Ce mercredi 4 novembre 2020 devrait être commémorée la clôture de la dixième année du décès de Tahar Chériaa, le fondateur des Journées cinématographiques de Carthage et le « père du cinéma arabe et africain » comme se plaisent à le baptiser de nombreux spécialistes dans le monde.
Pourtant, rien chez nous n’indique que quiconque se préoccupe de cet indice de reconnaissance à la mémoire d’un homme qui a voué sa vie à servir son pays, la culture, et une certaine pensée de l’humanité. Tout juste une association, semble-t-il, et non celle qui le devrait de plein devoir avant le droit, s’active à faire ce qu’il faut avec un dernier sursaut de soutien du ministère de tutelle dû à l’intervention de son Chef de cabinet. Il s’agit de l’association « Questions et Concepts d’Avenir » qui a trouvé raison d’agir dans son objet à travers deux concepts-clés de notre existence : la mémoire et l’avenir. Aussi a-t-elle donné à son action le titre plein de sens « Tahar Chériaa : Mémoire pour l’avenir ».
Mon propos ici n’est pas de couvrir cette action, mais d’en creuser légèrement la signification pour inviter à la réfléchir et à en tirer quelques enseignements. Il paraît clair que l’intention n’est pas plus le culte d’une personnalité disparue que le souci de « regarder le passé pour éclairer l’avenir », comme dit le proverbe. Cela est essentiel, ici et maintenant, de s’y attarder le temps qu’il faut et avec la concentration nécessaire, car nous n’arrêtons pas de vivre, depuis quelques années, les signes les plus agressifs et les plus ignobles parfois à l’égard de « nos chers disparus ». Qui dit ne pas avoir besoin de la mémoire pour édifier l’avenir est incapable d’avoir un programme pour cet avenir. On ne construit rien sur rien : l’Histoire l’a amplement montré ; elle peut nous le montrer encore, pour peu qu’on l’interroge. Et c’est à cette interrogation que servent les commémorations.

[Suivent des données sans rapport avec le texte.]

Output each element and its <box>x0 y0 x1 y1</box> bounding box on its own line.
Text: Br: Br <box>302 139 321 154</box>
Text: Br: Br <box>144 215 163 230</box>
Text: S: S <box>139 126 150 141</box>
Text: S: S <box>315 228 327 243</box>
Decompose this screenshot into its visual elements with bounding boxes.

Ainsi perçues, celles-ci jouent le rôle de catalyseurs de la pensée, d’objecteurs de conscience et de modérateurs des sentiments. Elles aident à réinventer le vivre-ensemble sur la base de l’acceptation de la différence comme source de richesse. Elles participent de la cohésion sociale en donnant un sens noble à la succession des générations, à l’alternance des pouvoirs et à la relativisation des vérités exclusives. Dans le cas précis qui nous occupe ici, Tahar Chériaa et son œuvre présentent plusieurs amers à même d’inspirer la jeunesse d’aujourd’hui et de lui montrer que rien ne peut constituer un infranchissable obstacle devant la réalisation de soi. Tant que l’aspiration à l’affirmation de soi existe, le destin ne peut que se ranger de son côté, comme a dit Chebbi, notre poète. Il faut juste trouver la bonne voie et cela se fait en actualisant les expériences d’autrui, celles du passé, nos pour les mimer ou les copier, mais pour les confronter aux exigences et aux conditions de faisabilité que le présent impose sur la voie du progrès et de l’avenir.

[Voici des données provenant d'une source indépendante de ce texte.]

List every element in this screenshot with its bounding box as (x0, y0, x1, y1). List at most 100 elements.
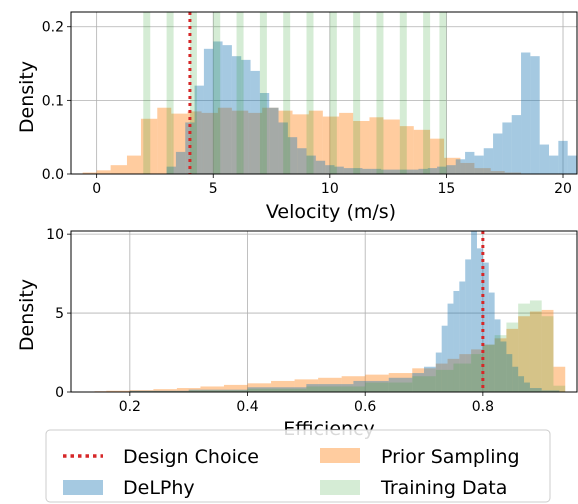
velocity-prior-sampling-bar-1 (96, 170, 111, 174)
efficiency-delphy-bar-10 (441, 325, 448, 392)
efficiency-prior-sampling-bar-22 (518, 316, 530, 392)
velocity-delphy-bar-24 (390, 169, 400, 174)
velocity-delphy-bar-18 (334, 166, 344, 174)
velocity-delphy-bar-30 (446, 165, 456, 174)
efficiency-training-data-bar-12 (506, 322, 519, 392)
velocity-prior-sampling-bar-15 (308, 110, 323, 174)
efficiency-delphy-bar-20 (500, 341, 507, 392)
velocity-delphy-bar-1 (175, 151, 186, 174)
efficiency-delphy-bar-12 (453, 290, 460, 392)
efficiency-training-data-bar-10 (482, 344, 495, 392)
efficiency-delphy-bar-24 (524, 382, 530, 392)
velocity-prior-sampling-bar-13 (278, 110, 293, 174)
velocity-delphy-bar-41 (549, 155, 559, 174)
efficiency-ytick-label-1: 5 (55, 306, 64, 322)
velocity-prior-sampling-bar-22 (413, 129, 431, 174)
velocity-prior-sampling-bar-20 (383, 119, 400, 174)
efficiency-delphy-bar-22 (512, 366, 519, 392)
efficiency-training-data-bar-6 (412, 376, 436, 392)
efficiency-training-data-bar-3 (247, 388, 307, 392)
velocity-delphy-bar-26 (409, 169, 419, 174)
legend-prior-sampling-swatch (320, 448, 360, 463)
efficiency-delphy-bar-7 (412, 373, 425, 392)
velocity-prior-sampling-bar-24 (444, 157, 461, 174)
efficiency-bars (94, 231, 566, 392)
velocity-delphy-bar-32 (465, 151, 475, 174)
velocity-xtick-label-1: 5 (209, 181, 218, 197)
velocity-series-prior-sampling (82, 107, 522, 174)
efficiency-prior-sampling-bar-3 (153, 389, 177, 392)
efficiency-training-data-bar-9 (471, 354, 483, 392)
efficiency-xtick-label-3: 0.8 (472, 399, 494, 415)
efficiency-delphy-bar-23 (518, 376, 525, 392)
velocity-prior-sampling-bar-2 (110, 165, 127, 174)
velocity-delphy-bar-12 (278, 122, 288, 174)
velocity-delphy-bar-11 (269, 107, 279, 174)
efficiency-delphy-bar-17 (482, 262, 489, 392)
velocity-delphy-bar-21 (362, 168, 372, 174)
velocity-series-training-data (143, 12, 447, 174)
velocity-training-data-bar-2 (189, 12, 197, 174)
velocity-delphy-bar-13 (287, 137, 298, 174)
velocity-training-data-bar-0 (143, 12, 151, 174)
velocity-delphy-bar-39 (530, 56, 540, 174)
velocity-delphy-bar-31 (455, 159, 466, 174)
velocity-delphy-bar-35 (493, 133, 503, 174)
velocity-xtick-label-3: 15 (438, 181, 456, 197)
efficiency-prior-sampling-bar-14 (412, 368, 436, 392)
efficiency-delphy-bar-14 (465, 259, 472, 392)
velocity-series-delphy (166, 41, 577, 175)
efficiency-prior-sampling-bar-21 (506, 328, 519, 392)
velocity-training-data-bar-12 (423, 12, 431, 174)
velocity-prior-sampling-bar-9 (217, 107, 232, 174)
velocity-prior-sampling-bar-7 (187, 111, 202, 174)
efficiency-prior-sampling-bar-1 (106, 390, 130, 392)
efficiency-prior-sampling-bar-19 (482, 344, 495, 392)
velocity-delphy-bar-38 (521, 52, 531, 174)
velocity-ticks: 0 5 10 15 20 0.0 0.1 0.2 (42, 20, 572, 197)
legend-training-data-swatch (320, 480, 360, 495)
efficiency-training-data-bar-11 (494, 335, 507, 392)
efficiency-training-data-bar-5 (365, 382, 413, 392)
efficiency-series-training-data (94, 300, 566, 392)
efficiency-ytick-label-0: 0 (55, 385, 64, 401)
efficiency-prior-sampling-bar-15 (435, 363, 448, 392)
velocity-xtick-label-4: 20 (554, 181, 572, 197)
efficiency-series-delphy (94, 231, 560, 392)
efficiency-delphy-bar-5 (353, 380, 389, 392)
velocity-delphy-bar-17 (325, 165, 335, 174)
velocity-prior-sampling-bar-16 (322, 116, 340, 174)
velocity-prior-sampling-bar-5 (157, 107, 172, 174)
efficiency-delphy-bar-18 (488, 292, 495, 392)
efficiency-delphy-bar-21 (506, 354, 513, 392)
efficiency-ylabel: Density (16, 279, 38, 351)
efficiency-delphy-bar-19 (494, 319, 501, 392)
legend-prior-sampling-label: Prior Sampling (381, 446, 520, 468)
velocity-training-data-bar-13 (439, 12, 447, 174)
efficiency-delphy-bar-15 (471, 231, 477, 392)
velocity-training-data-bar-3 (213, 12, 221, 174)
efficiency-training-data-bar-15 (541, 316, 554, 392)
efficiency-delphy-bar-25 (529, 388, 542, 392)
efficiency-prior-sampling-bar-16 (447, 358, 460, 392)
velocity-prior-sampling-bar-17 (339, 112, 354, 174)
efficiency-axes-frame (70, 230, 578, 393)
legend-delphy-swatch (63, 480, 103, 495)
legend: Design Choice Prior Sampling DeLPhy Trai… (45, 429, 551, 503)
velocity-panel: 0 5 10 15 20 0.0 0.1 0.2 Velocity (m/s) Density (16, 11, 578, 223)
velocity-prior-sampling-bar-8 (201, 112, 218, 174)
efficiency-training-data-bar-4 (306, 386, 366, 392)
efficiency-prior-sampling-bar-17 (459, 354, 472, 392)
velocity-prior-sampling-bar-3 (126, 155, 141, 174)
efficiency-prior-sampling-bar-4 (176, 388, 201, 392)
efficiency-prior-sampling-bar-23 (529, 311, 542, 392)
efficiency-delphy-bar-4 (306, 384, 354, 392)
efficiency-prior-sampling-bar-11 (341, 376, 366, 392)
velocity-xtick-label-0: 0 (92, 181, 101, 197)
efficiency-prior-sampling-bar-2 (129, 390, 154, 392)
efficiency-prior-sampling-bar-24 (541, 309, 554, 392)
velocity-delphy-bar-36 (502, 122, 512, 174)
velocity-training-data-bar-1 (166, 12, 174, 174)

Que retenir donc de Tahar Chériaa, dans cette perspective ? D’abord le jeune berger qui, à quatorze ans, décide d’entrer à l’école et qui fait ses six ans du primaire en trois ans seulement. Le bachelier qui se met à enseigner au primaire, très jeune, et poursuit ses études en parallèle jusqu’à obtenir les diplômes l’habilitant à enseigner dans le secondaire. L’enseignant qui a pris conscience, très tôt, que sa mission ne se limite pas à la classe mais à investir la société de tout son désir d’être et de faire pour permettre à sa conscience citoyenne de s’y exprimer et d’y jouer, du meilleur possible, le rôle qui lui semble lui revenir de droit et de devoir.
Rien que cela, à part tout le reste qui n’est pas dit ici et qui est en principe communément connu, mérite qu’on commémore aujourd’hui la dixième année du départ de cette âme citoyenne pour signifier que jamais ne part un esprit qui sert l’humanité.